Muhalif yaklaşımda olan ve iktidara destek verse bile  Atatürkçü yaklaşımı bırakmayanlar, çoğu zaman olduğu gibi Beştepe Sarayı’nda oturana laf edemedikleri için Büyükekşi’yi günah keçisi görüp her türlü suçlamayı ona yöneltiyorlar. Büyükekşi dönemi, Ankaragücü-Çaykur Rizespor maçında ev sahibi kulübün başkanı Faruk Koca’nın hakeme yumruk atması olayıyla fiilen kapanmıştı. Süper Kupa olayından sonra resmen kapanmış olacağa benziyor. Böylece Beştepe Sarayı, kurban isteyenlerin önüne Büyükekşi’yi atıp biraz gaz almış olacak.

BU ÜLKENİN MAYASI HÂLÂ ATATÜRKÇÜLÜK ÜZERİNE

Riyad’da yaşananların tetiklediği gelişmeler, iktidarında çeyrek yüzyıla doğru giden AK Parti’nin ülkede gelmek istediği noktanın hâlâ çok uzağında olduğunu ortaya koydu. Esasında Süper Kupa olayı, Türkiye’ye egemen olmuş gibi görünen İslamcı havanın henüz geri dönüşü olmayan bir kulvara girmediğini gösterdi.

AK Parti iktidarıyla geçen yıllar ülkede laiklik fiilen yok edildi, anayasa askıya alındı, milyonlar ise Beştepe korkusuyla sinmeyi seçti. Atatürkçü geçinenler bile bütün yaşananlara cılız tepkiler vermekten öteye gitmedi.

Muhalif kesim ve özellikle Atatürkçüler, Suudi Arabistan’da yaşananlar üzerine seslerini çıkarma fırsatı buldu. Bu işin bir yanı. Bence o gün yaşananların en önemli tarafı, siyasal İslam’ın devlet eliyle bu kadar pompalanması ve tarikat ve cemaatlere bu kadar yol açılmasına rağmen, hepsinin birer kâğıttan kaplan olduğunu ortaya çıkardı.

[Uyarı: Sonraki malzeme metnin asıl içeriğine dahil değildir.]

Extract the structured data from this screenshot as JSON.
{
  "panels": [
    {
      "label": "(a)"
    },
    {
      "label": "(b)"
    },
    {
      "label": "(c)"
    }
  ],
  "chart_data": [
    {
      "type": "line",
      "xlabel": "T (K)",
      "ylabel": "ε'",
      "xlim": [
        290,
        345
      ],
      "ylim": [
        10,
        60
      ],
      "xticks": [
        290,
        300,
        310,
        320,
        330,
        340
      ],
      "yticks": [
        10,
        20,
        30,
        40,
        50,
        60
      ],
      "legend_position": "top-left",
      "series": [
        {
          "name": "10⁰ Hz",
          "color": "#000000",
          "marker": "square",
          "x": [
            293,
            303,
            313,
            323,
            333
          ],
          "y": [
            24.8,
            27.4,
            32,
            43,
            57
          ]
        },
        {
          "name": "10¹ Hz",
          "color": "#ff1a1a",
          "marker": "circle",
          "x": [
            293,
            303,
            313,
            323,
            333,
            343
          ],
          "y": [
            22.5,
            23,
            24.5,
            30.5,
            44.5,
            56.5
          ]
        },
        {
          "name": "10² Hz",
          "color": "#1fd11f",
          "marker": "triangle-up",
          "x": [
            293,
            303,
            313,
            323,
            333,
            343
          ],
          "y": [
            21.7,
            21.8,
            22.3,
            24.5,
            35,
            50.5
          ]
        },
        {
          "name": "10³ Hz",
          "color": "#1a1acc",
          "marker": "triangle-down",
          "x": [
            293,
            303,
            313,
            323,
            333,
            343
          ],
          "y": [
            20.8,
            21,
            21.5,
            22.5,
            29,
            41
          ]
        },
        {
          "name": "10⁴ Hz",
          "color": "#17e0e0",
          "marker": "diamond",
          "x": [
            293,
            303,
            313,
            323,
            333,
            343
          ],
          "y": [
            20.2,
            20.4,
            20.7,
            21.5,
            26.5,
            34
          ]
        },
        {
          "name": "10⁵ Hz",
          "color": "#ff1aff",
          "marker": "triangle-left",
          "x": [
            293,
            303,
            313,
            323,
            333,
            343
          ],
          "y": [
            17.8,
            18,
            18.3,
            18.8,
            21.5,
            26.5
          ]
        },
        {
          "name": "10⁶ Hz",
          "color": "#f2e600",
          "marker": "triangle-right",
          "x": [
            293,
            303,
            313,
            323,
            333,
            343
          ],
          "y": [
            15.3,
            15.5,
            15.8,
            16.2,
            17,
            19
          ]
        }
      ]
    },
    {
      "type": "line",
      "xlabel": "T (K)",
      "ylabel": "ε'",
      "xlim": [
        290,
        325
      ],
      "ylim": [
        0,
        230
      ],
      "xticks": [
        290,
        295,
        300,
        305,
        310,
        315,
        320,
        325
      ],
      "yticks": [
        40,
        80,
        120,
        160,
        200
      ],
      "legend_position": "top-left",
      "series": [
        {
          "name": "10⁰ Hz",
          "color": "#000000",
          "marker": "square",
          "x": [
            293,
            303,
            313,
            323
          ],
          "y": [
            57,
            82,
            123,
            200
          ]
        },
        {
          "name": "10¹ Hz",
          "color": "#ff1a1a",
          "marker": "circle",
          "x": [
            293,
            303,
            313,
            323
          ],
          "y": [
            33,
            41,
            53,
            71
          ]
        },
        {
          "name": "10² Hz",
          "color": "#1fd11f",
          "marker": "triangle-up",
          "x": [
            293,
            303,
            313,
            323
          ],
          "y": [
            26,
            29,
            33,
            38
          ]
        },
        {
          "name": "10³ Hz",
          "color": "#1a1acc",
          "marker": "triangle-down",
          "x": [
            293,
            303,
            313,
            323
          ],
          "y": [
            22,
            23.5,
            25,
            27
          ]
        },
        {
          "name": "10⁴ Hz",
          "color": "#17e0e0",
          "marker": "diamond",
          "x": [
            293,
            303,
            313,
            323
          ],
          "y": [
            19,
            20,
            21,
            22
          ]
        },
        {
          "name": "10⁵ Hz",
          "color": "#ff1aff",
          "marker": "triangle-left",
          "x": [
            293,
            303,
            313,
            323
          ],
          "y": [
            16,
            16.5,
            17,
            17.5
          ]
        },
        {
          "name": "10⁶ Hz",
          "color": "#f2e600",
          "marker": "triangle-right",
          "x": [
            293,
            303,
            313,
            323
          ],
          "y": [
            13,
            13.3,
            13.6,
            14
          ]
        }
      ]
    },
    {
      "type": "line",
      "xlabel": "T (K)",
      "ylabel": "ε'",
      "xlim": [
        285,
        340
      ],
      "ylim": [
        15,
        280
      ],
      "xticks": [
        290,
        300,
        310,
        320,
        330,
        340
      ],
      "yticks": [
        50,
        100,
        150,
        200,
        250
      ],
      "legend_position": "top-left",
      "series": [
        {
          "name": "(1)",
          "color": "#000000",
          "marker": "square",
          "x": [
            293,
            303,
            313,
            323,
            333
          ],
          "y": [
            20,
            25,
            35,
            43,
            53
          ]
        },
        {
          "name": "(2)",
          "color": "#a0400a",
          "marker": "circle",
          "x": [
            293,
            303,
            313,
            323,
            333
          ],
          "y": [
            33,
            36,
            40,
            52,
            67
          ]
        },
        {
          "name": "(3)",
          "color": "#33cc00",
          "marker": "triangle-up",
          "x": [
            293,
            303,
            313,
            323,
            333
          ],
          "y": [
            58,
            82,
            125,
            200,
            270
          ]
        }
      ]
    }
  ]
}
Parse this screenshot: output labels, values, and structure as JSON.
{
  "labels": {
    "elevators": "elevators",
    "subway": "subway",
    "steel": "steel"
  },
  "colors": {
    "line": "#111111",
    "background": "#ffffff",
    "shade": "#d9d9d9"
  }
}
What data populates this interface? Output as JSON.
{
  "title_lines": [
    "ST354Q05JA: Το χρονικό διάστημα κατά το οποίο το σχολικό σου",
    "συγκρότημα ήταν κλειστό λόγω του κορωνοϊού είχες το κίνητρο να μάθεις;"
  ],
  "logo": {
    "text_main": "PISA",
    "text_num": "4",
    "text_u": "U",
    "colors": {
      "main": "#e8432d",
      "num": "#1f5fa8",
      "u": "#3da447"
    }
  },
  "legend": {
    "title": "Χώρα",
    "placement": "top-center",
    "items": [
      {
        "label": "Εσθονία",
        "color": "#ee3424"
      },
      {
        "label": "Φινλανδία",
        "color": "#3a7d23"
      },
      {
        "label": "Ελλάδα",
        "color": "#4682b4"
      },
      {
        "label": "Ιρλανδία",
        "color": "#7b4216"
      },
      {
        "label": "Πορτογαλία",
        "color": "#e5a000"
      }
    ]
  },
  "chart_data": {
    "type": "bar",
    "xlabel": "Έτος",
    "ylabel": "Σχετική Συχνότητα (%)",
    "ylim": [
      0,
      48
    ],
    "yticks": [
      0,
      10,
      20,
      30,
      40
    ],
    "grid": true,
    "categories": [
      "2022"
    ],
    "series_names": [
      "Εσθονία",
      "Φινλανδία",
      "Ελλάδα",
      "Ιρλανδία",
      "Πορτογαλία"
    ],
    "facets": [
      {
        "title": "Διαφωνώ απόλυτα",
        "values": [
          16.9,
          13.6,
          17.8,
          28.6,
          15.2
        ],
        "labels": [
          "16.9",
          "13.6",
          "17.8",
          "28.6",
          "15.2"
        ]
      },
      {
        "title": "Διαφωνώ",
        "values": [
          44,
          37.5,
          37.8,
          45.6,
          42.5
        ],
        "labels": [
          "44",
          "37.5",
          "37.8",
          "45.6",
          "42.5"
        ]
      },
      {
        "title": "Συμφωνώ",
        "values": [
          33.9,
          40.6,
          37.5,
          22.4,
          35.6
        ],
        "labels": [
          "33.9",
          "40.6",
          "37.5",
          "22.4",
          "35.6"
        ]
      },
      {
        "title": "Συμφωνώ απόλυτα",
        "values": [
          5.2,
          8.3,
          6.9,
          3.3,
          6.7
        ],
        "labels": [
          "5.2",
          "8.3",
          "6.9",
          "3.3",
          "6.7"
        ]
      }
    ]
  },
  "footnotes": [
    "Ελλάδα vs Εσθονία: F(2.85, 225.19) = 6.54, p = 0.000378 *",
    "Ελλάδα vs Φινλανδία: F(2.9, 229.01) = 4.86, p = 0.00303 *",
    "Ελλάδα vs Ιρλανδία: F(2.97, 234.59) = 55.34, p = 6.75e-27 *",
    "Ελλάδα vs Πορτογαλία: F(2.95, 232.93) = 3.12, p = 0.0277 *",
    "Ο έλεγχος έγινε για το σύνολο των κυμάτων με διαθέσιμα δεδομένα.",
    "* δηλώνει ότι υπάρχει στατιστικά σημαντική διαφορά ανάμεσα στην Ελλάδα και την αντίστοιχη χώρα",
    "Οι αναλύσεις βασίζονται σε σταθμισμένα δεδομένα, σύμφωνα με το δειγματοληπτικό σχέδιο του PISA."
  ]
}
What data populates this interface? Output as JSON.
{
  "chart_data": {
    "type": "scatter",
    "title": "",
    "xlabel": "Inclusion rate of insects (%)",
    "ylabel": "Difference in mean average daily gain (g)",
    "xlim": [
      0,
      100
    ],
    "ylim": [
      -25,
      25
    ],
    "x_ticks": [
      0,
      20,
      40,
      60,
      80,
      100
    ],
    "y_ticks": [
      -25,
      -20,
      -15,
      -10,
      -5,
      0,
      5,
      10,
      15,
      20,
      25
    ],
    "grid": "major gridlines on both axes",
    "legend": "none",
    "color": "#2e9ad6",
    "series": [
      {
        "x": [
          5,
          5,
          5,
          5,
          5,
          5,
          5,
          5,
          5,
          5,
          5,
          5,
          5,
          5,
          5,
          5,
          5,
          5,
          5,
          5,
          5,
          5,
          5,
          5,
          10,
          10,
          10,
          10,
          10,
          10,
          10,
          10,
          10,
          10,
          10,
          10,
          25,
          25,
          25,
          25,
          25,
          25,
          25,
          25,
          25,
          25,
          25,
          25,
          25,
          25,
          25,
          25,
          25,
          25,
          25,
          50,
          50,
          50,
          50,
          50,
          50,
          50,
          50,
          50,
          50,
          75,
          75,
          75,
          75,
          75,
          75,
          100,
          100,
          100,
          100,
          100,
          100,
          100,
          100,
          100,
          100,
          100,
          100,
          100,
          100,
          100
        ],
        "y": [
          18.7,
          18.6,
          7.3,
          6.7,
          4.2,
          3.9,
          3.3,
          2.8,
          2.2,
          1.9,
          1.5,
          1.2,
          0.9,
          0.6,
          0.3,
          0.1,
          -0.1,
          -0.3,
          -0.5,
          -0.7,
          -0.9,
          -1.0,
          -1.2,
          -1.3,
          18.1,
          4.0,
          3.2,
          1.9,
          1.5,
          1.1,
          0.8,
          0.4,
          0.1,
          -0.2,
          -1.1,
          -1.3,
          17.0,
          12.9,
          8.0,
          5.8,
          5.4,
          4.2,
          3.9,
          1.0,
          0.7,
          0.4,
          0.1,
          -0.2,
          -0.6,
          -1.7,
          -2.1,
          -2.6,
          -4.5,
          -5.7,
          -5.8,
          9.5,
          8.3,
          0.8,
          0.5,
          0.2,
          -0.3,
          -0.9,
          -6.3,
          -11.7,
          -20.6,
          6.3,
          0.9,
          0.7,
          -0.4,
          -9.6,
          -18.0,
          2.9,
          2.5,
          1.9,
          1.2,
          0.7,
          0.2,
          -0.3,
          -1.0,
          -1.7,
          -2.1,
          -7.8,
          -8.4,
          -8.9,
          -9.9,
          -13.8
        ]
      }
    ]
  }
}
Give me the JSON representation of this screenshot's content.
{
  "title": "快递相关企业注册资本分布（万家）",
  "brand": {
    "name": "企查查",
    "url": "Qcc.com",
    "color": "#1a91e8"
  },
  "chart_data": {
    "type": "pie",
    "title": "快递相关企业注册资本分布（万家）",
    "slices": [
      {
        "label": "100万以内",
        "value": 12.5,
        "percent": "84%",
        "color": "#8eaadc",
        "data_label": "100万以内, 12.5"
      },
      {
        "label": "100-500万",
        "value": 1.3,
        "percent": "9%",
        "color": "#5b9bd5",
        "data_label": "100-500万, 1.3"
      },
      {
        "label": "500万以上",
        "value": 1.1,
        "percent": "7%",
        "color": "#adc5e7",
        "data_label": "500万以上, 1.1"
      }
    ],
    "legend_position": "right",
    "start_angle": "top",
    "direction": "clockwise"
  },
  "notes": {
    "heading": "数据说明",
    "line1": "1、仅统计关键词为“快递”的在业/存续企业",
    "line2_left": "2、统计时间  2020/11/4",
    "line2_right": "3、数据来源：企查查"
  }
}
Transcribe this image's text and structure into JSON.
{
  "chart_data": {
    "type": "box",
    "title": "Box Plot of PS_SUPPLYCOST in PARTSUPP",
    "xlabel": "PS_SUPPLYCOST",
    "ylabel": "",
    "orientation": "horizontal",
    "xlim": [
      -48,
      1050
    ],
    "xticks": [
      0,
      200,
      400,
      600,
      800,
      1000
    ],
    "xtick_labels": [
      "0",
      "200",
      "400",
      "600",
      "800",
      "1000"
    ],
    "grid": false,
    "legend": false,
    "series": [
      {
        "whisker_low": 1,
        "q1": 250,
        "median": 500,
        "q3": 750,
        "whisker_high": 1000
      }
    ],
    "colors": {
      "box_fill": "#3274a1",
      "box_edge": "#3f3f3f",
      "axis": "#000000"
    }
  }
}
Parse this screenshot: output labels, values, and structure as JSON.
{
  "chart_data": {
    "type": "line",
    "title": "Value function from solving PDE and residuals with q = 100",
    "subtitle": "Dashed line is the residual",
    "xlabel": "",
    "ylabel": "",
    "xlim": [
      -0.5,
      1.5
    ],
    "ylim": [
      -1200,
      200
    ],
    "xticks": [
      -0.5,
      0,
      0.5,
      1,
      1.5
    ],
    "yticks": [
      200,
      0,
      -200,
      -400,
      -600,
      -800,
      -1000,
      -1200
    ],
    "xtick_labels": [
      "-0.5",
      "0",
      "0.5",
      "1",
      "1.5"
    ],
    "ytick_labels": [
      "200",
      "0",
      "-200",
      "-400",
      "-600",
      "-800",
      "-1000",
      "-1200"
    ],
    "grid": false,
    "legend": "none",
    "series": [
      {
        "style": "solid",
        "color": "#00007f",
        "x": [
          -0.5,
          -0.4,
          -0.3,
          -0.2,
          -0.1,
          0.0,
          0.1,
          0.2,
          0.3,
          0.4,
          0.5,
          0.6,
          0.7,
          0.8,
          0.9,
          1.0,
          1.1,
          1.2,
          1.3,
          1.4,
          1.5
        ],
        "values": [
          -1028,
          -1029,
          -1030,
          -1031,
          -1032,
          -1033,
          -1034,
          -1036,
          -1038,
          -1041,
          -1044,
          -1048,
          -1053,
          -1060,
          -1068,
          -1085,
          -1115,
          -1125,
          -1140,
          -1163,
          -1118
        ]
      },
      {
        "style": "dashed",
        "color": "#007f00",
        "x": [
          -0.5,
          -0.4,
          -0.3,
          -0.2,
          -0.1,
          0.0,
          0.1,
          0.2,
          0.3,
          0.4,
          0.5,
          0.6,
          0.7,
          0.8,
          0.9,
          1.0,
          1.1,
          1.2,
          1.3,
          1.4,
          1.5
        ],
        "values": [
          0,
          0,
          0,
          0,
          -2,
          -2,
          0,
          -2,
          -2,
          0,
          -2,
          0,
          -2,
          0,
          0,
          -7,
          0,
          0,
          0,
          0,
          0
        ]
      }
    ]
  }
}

Futbol, yine spordan daha fazlası olduğunu gösterdi. Siyasi erk, epeyden beri futbolu, spora bırakmayacak şekilde yönetmeye çalıştı. Riyad’da yaşananların statlara da yansımasının olacağı muhakkak. Önümüzdeki dönemde statlardan muhtemelen Onuncu Yıl Marşı sesleri ve “Mustafa Kemal’in askerleriyiz” sloganları yükselecek.

Nitekim, Ali Koç “Atatürk yoksa Türkiye yok, biz de yokuz, maç da yok” çıkışı ardından ilk olarak Beşiktaş, resmi hesabından “Atam izindeyiz” mesajını paylaştı. Beşiktaş’ı Trabzonspor, Göztepe, Karşıyaka, Gençlerbirliği, Ankaragücü, Adanademirspor ve diğerleri takip etti.

Bu sesin Beştepe’ye kadar uzanmasının önüne geçebilmek amacıyla farklı yollara başvurulmaya çalışılacak. İYİ Parti lideri Meral Akşener’in teklifi doğrultusunda Süper Kupa oynanmadan iki takımı birden, “Süper Kupa’nın sahibi” ilan edip dip dalgayı “onurlandırarak kırma” yoluna gidebilirler.

Fenerbahçe ve Galatasaray takımlarının başkanları, oynanacak Süper Kupa maçı öncesinde bir araya gelerek taraftarların karışık oturması yoluna bile gidebilirler. Bu Suudi Arabistan’a karşı gibi gösterilmiş bir tepki gibi sunulabilir. Böyle olması halinde birilerinin korkusu fena halde depreşmiş olur.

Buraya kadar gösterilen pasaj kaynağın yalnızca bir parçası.